How to get web page html source using puppeteer
You can get the complete source HTML of a website using Puppeteer. Puppeteer provides several methods to access and manipulate the content of web pages, including retrieving the page source. Here’s how you can get the HTML source of a website using Puppeteer:
const puppeteer = require('puppeteer');
(async () => {
const browser = await puppeteer.launch();
const page = await browser.newPage();
// Navigate to a website
await page.goto('https://example.com');
// Get the page's HTML source
const pageSource = await page.content();
console.log('Page Source:', pageSource);
await browser.close();
})();
Explanation:
-
Launch Puppeteer: Start a Puppeteer-controlled browser instance using
puppeteer.launch()
. -
Create a New Page: Open a new browser tab/page with
browser.newPage()
. -
Navigate to a Website: Use
page.goto('https://example.com')
to load a specific URL. Replace'https://example.com'
with the URL of the website you want to access. -
Retrieve Page Source: Use
page.content()
to get the full HTML source of the currently loaded page.
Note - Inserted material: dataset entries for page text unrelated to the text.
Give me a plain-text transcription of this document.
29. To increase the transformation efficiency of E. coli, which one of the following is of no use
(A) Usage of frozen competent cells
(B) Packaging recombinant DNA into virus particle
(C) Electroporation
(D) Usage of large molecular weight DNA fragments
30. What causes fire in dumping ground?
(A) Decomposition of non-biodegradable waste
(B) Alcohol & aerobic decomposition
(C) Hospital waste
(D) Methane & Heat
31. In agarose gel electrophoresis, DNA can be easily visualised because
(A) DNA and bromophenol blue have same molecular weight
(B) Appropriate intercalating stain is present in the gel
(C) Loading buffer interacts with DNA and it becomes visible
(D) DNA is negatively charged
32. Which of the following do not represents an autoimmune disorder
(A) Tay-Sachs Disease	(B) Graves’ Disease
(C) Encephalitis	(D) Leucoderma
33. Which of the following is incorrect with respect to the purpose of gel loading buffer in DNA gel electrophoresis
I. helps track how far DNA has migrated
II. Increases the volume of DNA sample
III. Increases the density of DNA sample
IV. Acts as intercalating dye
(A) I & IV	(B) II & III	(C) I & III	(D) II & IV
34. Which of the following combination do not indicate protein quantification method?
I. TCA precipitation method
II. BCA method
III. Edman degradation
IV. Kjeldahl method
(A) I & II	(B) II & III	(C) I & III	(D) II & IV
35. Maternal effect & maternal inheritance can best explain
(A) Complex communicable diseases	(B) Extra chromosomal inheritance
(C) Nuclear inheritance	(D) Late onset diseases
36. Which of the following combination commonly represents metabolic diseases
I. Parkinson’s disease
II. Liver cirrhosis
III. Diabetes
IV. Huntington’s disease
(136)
This method returns a Promise that resolves to the HTML content of the page as a string. -
Log or Use the Source: The
pageSource
variable now contains the entire HTML source code of the page. You can log it to the console, process it further, or save it to a file as needed. -
Close the Browser: Always close the browser instance using
browser.close()
to free up system resources once you've finished using Puppeteer.